Trajectory SQL is an extension of PolarDB for Oracle that models and queries the movement of objects over time. This page defines the core data types and concepts you will encounter when working with Trajectory SQL.
Trajectory objects
A Trajectory Object captures the complete movement history of a moving object — a vehicle, a person, or any entity that changes location over time. It is a high-dimensional structure composed of trajectory points and events, spanning four dimensions: time, space, attributes, and events.
The table below defines each component of a Trajectory Object.
| Term | Description |
|---|---|
| Trajectory Point | A snapshot of a moving object at a specific moment in time. Each point records the object's spatial location (as 2D or 3D coordinates) and any number of attribute fields using different data types. |
| Trajectory Object | The complete spatio-temporal record of a moving object.
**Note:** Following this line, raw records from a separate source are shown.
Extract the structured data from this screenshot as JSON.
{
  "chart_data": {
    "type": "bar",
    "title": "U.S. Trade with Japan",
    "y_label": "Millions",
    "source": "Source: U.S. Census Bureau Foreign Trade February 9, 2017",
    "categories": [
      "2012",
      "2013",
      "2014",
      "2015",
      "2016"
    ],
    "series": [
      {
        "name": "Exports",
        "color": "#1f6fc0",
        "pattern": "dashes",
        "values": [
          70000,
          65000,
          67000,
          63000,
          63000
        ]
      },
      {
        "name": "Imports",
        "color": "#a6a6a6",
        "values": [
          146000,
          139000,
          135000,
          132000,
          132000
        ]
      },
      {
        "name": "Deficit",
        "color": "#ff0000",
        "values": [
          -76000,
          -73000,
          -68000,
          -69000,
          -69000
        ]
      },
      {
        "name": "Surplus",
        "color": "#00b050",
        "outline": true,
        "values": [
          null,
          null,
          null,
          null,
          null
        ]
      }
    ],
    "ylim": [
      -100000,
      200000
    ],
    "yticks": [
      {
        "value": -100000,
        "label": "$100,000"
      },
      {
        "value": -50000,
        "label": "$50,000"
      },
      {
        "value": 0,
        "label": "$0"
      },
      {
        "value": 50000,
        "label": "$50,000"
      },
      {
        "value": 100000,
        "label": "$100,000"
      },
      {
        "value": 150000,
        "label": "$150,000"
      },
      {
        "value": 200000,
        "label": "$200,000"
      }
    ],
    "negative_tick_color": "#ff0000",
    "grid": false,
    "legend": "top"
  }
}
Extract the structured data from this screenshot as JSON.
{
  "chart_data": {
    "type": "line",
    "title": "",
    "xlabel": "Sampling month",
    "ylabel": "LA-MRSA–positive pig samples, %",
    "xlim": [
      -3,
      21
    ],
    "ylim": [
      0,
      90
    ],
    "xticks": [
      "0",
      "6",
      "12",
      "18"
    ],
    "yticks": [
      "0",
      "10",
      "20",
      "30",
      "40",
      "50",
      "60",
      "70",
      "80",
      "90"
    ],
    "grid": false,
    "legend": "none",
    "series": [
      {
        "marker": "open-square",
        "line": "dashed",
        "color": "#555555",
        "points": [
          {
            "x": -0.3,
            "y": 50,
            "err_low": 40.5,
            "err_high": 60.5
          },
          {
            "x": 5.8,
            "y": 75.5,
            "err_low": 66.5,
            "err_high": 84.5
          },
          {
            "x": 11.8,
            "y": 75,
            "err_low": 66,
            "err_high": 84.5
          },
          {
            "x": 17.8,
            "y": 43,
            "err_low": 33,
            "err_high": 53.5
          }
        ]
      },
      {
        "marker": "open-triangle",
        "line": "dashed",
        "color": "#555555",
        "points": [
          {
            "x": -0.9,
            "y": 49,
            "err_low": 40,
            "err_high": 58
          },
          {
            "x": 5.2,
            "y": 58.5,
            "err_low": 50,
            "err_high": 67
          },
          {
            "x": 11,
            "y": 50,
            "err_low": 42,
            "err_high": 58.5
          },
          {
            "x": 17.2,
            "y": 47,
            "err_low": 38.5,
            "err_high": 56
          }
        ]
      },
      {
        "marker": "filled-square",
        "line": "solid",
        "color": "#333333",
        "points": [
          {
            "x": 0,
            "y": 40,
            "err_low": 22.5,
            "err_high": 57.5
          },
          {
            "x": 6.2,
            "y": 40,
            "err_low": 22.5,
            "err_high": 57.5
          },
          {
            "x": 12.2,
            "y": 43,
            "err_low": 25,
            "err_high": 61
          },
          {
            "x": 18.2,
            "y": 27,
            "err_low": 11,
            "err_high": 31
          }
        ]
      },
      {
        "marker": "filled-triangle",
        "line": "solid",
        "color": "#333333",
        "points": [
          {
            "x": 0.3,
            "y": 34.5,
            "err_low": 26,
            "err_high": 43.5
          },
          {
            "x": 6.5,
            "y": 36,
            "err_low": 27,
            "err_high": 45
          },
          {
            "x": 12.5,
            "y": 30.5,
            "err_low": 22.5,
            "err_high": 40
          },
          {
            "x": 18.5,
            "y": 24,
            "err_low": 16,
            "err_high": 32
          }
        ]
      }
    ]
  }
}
Comprises trajectory points and events, covering time, space, attributes, and events. |
| Trajectory Timeline | The ordered sequence of timestamps in a trajectory. Timestamps must be consecutive — no gaps or out-of-order values are allowed. |
| Trajectory Spatial | The spatial geometry of a trajectory, typically represented as a LineString connecting all trajectory points in sequence. In most cases, this is the data type used to describe the spatial geometry. |
| Trajectory Leaf | The spatial location of a moving object at a specific point in time. The spatial location is a trajectory point. |
| Trajectory Attributes | The time-varying attributes recorded at each trajectory point, such as velocity and direction. |
| Trajectory Attribute Field | A named attribute channel that records one value per trajectory point. For example, a velocity field stores a speed reading at every point along a vehicle's route, and a direction field stores a heading angle at each point. The number of values in an attribute field equals the number of trajectory points in the trajectory. |
| Trajectory Field Value | The value of a specific Trajectory Attribute Field at a specific point in time. For example, the speed reading at 14:32:05 in a velocity field, or the heading angle at that same moment in a direction field. |
| Trajectory Events | Discrete occurrences along a trajectory that are not captured by regular attribute sampling. For a vehicle trajectory, these might include refueling, breakdown, and car lock events. Each event is identified by an event type ID and an event time. |
The following figure shows the trajectory of a moving object.

How these terms relate
A Trajectory Object is the top-level structure. It is made up of:
A Trajectory Timeline — the time axis, defining when each observation occurred. In the figure above, the timeline corresponds to the sequence of timestamps along the object's path.
A Trajectory Spatial — the space axis, connecting all spatial positions as a LineString. In the figure above, this is the continuous path line.
Trajectory Attributes — one or more attribute fields (such as velocity and direction), each recording one value per point on the timeline.
Trajectory Events — irregular occurrences (such as a refueling stop) that fall outside the regular sampling interval and are recorded with an event type ID and an event time.
Each position on the timeline corresponds to a Trajectory Point, which combines a location (Trajectory Leaf) with the attribute values at that moment (Trajectory Field Values).
BoxNDF objects
Trajectory and geometry objects can be structurally complex, which makes certain queries computationally expensive. To simplify queries, Trajectory SQL provides the BoxNDF data type — a multi-dimensional spatio-temporal cube that approximates the extent of a trajectory or geometry.
A BoxNDF object is defined by the minimum and maximum values on up to four axes:
| Axis | Dimension |
|---|---|
| x | Space |
| y | Space |
| z | Space |
| t | Time |
Not all four axes are required. A BoxNDF can cover any combination: for example, an (x, y) box for 2D spatial queries, an (x, y, t) box for 2D spatial queries with a time range, or an (x, y, z, t) box for full four-dimensional queries.
When you run a query, you can use a BoxNDF cube to specify the query scope. In addition, you can use a bounding box of the trajectory or geometry type to make the query easier.
The following figure shows the trajectory and bounding box of an object that moves on the x, y, and t axes.